L’an 2022 avait été une année véritablement noire pour l’immobilier coté. L’indice REIT Europe, qui regroupe les principales sociétés immobilières réglementées (SIR) de la zone, avait cédé plus de 30%. Entre le niveau le plus élevé et le plus bas, la perte avait même atteint 40%.

Le phénomène s’est tout simplement poursuivi cette année, relativise Gert De Mesure, analyste indépendant et spécialiste des SIR: “Il ne s’est en réalité rien passé de neuf en 2023. Les taux d’intérêt ont continué à augmenter jusqu’à la fin du mois d’octobre et les cours des SIR, à se replier, puisque les investisseurs négligeaient les fondamentaux”, résume-t-il.

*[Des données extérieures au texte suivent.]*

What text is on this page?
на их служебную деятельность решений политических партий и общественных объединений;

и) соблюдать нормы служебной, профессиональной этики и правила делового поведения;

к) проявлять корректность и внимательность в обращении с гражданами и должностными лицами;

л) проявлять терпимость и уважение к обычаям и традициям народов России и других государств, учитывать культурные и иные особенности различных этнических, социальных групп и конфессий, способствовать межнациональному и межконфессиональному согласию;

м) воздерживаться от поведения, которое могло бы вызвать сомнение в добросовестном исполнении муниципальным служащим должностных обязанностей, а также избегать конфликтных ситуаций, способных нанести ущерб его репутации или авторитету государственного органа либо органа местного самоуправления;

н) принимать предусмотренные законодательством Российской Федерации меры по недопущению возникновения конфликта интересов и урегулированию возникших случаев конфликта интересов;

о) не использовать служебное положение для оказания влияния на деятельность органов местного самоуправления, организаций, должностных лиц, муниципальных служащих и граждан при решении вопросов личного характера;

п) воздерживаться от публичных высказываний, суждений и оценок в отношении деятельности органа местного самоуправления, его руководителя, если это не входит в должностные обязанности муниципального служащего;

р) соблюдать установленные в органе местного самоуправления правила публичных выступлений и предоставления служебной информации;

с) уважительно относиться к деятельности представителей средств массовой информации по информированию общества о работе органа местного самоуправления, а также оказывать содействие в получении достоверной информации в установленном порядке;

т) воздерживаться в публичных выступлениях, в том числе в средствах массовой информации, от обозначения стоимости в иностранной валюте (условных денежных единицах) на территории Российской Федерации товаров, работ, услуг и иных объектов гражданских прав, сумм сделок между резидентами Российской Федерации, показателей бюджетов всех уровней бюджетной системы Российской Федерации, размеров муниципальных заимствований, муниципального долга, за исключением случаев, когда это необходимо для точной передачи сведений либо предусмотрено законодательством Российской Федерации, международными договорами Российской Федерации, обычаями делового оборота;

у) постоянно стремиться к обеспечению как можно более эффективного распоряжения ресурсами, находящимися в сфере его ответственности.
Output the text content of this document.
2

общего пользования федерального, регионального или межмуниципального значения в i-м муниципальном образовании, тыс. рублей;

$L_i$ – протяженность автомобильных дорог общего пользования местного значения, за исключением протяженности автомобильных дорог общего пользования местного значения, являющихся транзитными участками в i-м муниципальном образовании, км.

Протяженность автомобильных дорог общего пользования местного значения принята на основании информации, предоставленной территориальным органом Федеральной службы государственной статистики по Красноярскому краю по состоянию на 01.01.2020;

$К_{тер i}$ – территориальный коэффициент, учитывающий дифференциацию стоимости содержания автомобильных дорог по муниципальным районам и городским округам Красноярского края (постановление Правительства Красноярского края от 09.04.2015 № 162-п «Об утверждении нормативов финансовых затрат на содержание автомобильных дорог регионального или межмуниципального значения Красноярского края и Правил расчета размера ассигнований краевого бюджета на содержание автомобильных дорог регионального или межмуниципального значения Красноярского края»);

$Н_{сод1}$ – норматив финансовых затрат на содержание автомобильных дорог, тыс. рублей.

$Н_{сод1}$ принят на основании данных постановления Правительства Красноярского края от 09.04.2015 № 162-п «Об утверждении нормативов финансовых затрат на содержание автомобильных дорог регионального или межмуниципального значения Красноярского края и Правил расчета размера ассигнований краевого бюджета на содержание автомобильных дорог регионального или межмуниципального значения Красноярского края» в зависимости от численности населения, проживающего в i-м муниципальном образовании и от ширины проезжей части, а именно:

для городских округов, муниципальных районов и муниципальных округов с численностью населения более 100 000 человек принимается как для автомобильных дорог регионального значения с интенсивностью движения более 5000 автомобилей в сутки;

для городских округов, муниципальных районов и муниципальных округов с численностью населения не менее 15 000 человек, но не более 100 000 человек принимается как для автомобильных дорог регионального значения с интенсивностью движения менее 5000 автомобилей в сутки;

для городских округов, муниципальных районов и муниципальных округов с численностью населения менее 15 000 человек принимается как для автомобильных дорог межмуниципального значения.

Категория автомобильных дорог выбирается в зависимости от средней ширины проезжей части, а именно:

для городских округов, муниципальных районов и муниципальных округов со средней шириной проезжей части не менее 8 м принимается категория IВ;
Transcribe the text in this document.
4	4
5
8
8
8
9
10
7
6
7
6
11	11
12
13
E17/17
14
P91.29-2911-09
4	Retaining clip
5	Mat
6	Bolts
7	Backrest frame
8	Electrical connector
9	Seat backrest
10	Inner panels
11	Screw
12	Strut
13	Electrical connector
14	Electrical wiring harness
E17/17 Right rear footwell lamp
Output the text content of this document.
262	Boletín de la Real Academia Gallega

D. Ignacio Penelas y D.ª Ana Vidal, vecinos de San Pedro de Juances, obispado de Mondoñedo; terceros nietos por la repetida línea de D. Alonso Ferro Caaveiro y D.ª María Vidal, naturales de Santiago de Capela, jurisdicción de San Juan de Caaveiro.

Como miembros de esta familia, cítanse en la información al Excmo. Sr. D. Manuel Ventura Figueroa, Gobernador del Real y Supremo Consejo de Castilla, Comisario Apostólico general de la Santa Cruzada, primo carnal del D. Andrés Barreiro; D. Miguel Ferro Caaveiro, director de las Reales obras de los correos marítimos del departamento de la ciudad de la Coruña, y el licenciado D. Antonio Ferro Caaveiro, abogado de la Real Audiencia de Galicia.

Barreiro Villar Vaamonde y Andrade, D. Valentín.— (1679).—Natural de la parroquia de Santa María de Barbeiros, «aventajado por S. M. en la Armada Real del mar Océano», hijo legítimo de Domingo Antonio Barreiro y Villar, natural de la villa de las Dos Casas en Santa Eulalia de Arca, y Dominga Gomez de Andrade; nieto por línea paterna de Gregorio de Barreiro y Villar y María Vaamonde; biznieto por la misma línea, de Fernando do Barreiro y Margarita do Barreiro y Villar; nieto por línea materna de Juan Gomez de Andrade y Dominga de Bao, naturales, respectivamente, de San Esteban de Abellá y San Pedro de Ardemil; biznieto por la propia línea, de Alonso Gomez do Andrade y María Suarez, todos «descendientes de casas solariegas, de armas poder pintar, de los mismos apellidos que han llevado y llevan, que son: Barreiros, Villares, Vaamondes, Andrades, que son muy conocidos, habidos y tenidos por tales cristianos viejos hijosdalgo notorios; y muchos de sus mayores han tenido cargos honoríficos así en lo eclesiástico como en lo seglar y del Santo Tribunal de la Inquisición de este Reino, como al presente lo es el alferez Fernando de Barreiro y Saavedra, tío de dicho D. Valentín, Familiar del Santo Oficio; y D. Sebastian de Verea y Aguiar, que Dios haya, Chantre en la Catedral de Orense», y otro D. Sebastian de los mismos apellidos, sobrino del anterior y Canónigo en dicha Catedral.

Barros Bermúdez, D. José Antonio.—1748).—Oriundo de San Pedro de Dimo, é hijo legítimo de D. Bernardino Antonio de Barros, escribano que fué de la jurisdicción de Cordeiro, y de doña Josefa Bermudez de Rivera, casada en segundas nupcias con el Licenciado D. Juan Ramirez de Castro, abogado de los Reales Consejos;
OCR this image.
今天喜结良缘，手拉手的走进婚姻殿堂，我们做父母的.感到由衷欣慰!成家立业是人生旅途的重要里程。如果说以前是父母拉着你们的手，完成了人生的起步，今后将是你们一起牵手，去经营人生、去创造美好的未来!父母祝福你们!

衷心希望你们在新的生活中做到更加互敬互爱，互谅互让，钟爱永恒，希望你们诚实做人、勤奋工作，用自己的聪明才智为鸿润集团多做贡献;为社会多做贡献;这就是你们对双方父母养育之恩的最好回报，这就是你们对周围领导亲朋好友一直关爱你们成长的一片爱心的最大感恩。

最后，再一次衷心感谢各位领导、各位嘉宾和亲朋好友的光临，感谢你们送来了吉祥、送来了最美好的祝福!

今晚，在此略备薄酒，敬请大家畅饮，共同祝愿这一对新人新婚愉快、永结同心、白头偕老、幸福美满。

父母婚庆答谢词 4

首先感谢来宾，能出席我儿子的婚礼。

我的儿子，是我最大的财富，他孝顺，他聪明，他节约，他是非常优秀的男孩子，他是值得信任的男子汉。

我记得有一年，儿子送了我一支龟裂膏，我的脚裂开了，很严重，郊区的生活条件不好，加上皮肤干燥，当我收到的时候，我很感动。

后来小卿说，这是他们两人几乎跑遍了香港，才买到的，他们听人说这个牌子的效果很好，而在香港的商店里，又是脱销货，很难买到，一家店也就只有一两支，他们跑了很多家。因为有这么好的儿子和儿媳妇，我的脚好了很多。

Cette année avait pourtant bien commencé. “L’immobilier coté se comportait on ne peut mieux, rappelle Pascale Nachtergaele, qui gère un fonds immobilier chez Nagelmackers. En février, les cours avaient progressé de plus de 10% car les relèvements de taux décidés par les banques centrales commençaient à être considérés comme de l’histoire ancienne. Mais c’est là que plusieurs banques aux Etats-Unis et Credit Suisse en Europe ont eu les problèmes que l’on sait. Conjuguée aux nouvelles hausses des taux longs, la situation a pesé sur les cours, qui sont tombés au plus bas en octobre. Nous assistons depuis à une reprise”, décrit l’experte.

Robert Stenger
© PG

“La plupart des SIR vont réduire leur portefeuille de projets. Donc leur croissance sera plus rentable.”
ROBERT STENGER (VAN LANSCHOT KEMPEN)

La plupart des indices SIR européens sont en effet supérieurs à ce qu’ils étaient au tournant de l’année. “Le sentiment macroéconomique a influencé le marché, même si les fondamentaux et les résultats de la plupart des SIR sont restés extraordinairement solides, analyse Robert Stenger, gestionnaire du Kempen (Lux) European Property Fund chez Van Lanschot Kempen. Il a fait s’enfoncer les valeurs immobilières sous-jacentes. Cela crée évidemment des opportunités. Les choses se calment depuis quelques semaines car chacun est persuadé que les taux d’intérêt ont atteint leur maximum. Mais toutes les incertitudes ne sont pas levées.”

Cibles potentielles

Comme en 2022, la hausse des taux a porté un coup aux valorisations des portefeuilles immobiliers. “A une certaine époque, Care Property cotait à 30 fois ses bénéfices courants. Aujourd’hui, ce chiffre est tombé à 13 alors que ses résultats ne se sont en rien détériorés”, donne en exemple Gert De Mesure. “Tant que les revenus locatifs se maintiennent, ces fluctuations dans les valorisations ne posent aucun problème”, rassure Robert Stenger.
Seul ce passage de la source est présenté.